Now that his sporting days are over, Church is off the painkillers that became part of his life and is instead getting used to the impact years of rigorous exercise has had on his hip and body.

“I’m not relying on them anymore, now when I wake up I can definitely feel the effect of the last 15 years of playing every day and it’s going to take a while for that to wear off. I don’t feel the need to take them now, I’ve kind of got used to the pain that my body is in. I don’t think people realise the pressure and pain you put your body through every day to do what we do.”

Church had surgery while at Roda JC but his rehabilitation did not go to plan, so after a year out he decided a return to England to get his career back on track. Although he had previously failed medicals in the past, it was not an issue at Scunthorpe.

“I did have a few medicals abroad and they were a lot more intense, they found problems with the hip and I didn’t sign on that reason.

“I then felt the only option was to get back playing after a year and a bit out and that’s when Scunthorpe came up, they didn’t really give me a medical, they just looked at my history and asked if all was fine. I went up there, they took a look at me in the day, I trained and they said ‘yeah, we’ll sign you’, so I kind of got lucky with that.”

During four months at Scunthorpe, Church only managed four appearances for the League One club, a sign that his body could not longer cope with the rigours of football.

“It wasn’t until I signed for Scunthorpe that I realised that I kept getting injuries. I felt fine until I started training every day, getting back in that routine and I did struggle with that.”

Eventually in May 2018 after two games in five months at Plymouth, Church decided he had no other option than to retire, less than two years of being part of Wales’ rollercoaster in France, an experience the former striker remembers fondly.

“It was amazing, it’s a bit cringeworthy when you say it’s a dream come true but it literally was. I have two young children and I was away from them for seven weeks and it was one of the best seven weeks of my life, apart from their births.
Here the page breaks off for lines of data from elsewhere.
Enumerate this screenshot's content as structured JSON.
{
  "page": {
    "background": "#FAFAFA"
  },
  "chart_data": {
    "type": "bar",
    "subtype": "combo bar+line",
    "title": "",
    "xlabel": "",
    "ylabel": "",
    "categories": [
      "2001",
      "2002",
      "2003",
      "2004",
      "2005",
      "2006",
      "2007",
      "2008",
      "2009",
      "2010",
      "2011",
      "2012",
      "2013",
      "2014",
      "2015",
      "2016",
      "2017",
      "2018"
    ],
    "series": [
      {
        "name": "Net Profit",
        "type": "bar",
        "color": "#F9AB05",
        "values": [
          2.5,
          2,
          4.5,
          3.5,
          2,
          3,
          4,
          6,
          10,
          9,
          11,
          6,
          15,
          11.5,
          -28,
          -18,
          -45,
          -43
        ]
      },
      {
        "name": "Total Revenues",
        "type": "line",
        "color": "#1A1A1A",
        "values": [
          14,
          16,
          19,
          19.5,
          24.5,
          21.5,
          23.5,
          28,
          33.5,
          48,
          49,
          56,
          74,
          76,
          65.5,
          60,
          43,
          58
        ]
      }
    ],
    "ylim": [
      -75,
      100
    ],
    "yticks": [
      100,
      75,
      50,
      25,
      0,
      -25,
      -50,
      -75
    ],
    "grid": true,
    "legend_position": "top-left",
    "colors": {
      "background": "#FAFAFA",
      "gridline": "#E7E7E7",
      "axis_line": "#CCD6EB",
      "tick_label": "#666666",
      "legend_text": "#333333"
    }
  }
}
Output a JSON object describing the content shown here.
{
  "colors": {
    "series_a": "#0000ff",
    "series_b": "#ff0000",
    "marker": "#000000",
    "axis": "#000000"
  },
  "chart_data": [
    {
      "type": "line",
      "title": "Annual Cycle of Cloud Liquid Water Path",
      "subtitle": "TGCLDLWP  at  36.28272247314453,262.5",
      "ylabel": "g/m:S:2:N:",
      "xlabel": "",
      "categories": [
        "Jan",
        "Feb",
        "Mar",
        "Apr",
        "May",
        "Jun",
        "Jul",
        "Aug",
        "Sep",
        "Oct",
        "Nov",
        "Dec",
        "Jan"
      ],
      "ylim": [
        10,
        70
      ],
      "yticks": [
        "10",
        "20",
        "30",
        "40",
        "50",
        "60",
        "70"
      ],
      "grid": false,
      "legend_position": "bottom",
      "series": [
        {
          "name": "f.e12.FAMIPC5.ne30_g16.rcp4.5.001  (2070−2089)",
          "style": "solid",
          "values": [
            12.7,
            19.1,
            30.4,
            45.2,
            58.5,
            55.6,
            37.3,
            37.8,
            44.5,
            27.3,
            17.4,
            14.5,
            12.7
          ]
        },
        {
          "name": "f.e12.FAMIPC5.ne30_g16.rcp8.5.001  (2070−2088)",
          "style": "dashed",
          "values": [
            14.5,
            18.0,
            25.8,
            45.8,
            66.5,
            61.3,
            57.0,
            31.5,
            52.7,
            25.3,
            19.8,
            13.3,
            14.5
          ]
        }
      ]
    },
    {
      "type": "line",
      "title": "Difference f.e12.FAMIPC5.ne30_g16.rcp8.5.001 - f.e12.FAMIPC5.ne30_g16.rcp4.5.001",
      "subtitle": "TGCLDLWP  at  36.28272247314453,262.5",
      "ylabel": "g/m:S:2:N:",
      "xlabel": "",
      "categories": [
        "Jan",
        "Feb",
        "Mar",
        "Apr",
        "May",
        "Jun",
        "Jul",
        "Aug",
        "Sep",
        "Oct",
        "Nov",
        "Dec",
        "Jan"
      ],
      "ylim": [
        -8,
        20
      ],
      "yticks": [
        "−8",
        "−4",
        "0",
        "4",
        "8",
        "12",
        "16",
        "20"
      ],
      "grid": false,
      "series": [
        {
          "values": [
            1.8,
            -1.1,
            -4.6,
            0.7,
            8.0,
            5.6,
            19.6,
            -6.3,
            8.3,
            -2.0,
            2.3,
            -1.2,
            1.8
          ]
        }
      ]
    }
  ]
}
Every single day the whole atmosphere of being involved, the fans you saw along the whole journey, the training sessions, the matches. After that, nothing could really compare to that, unless you play in the World Cup.”

Church pondered whether ending his career after the successes in France might have been the perfect finale but he did not envisage the further complications. Time playing abroad was always one of his ambitions and even though it did not go well, Church has no regrets about his season with Roda JC.

“At the time I never thought there would be an issue with the hip in any way, shape or form and I’d have to retire. After that I had the opportunity to move abroad; we had a few options that fell through while I was at MK Dons and in the final few days [of the transfer window], the option of Holland came up.

“I was 27 at the time and this opportunity might never come up again. In hindsight, was it the right one? We’ll never know but I’m glad I took it and that was probably the defining factor in me being in where I am now.”

The Professional Footballers’ Association and Welsh FA both supported Church as he looked for a life away from the game, which has resulted in him setting up Church Investments, aimed at professional sportsmen looking to invest in the property market. The former Charlton man decided this was the right path after being aided by his own wise moves in the industry.

“I did make a couple of plans just before I had to retire but I didn’t think they’d be coming to fruition now. It wasn’t until I signed for Plymouth and realised that there was a serious issue and that I couldn’t carry on like this, which is what I am doing now with investments for professional footballers and athletes to help set them up for after sport. It has given me a chance in the position I am in now, as without the property income, I might be in a bit of trouble.

“As footballers you get things thrown at you with numbers and you don’t always take everything into account, so we just want to be the ‘go to’ trustworthy people, as someone that’s been in that environment and understands the experience to try and give a platform for trustworthy opportunities.”

Church is used to the ups and downs of football, so the property market holds nothing to fear.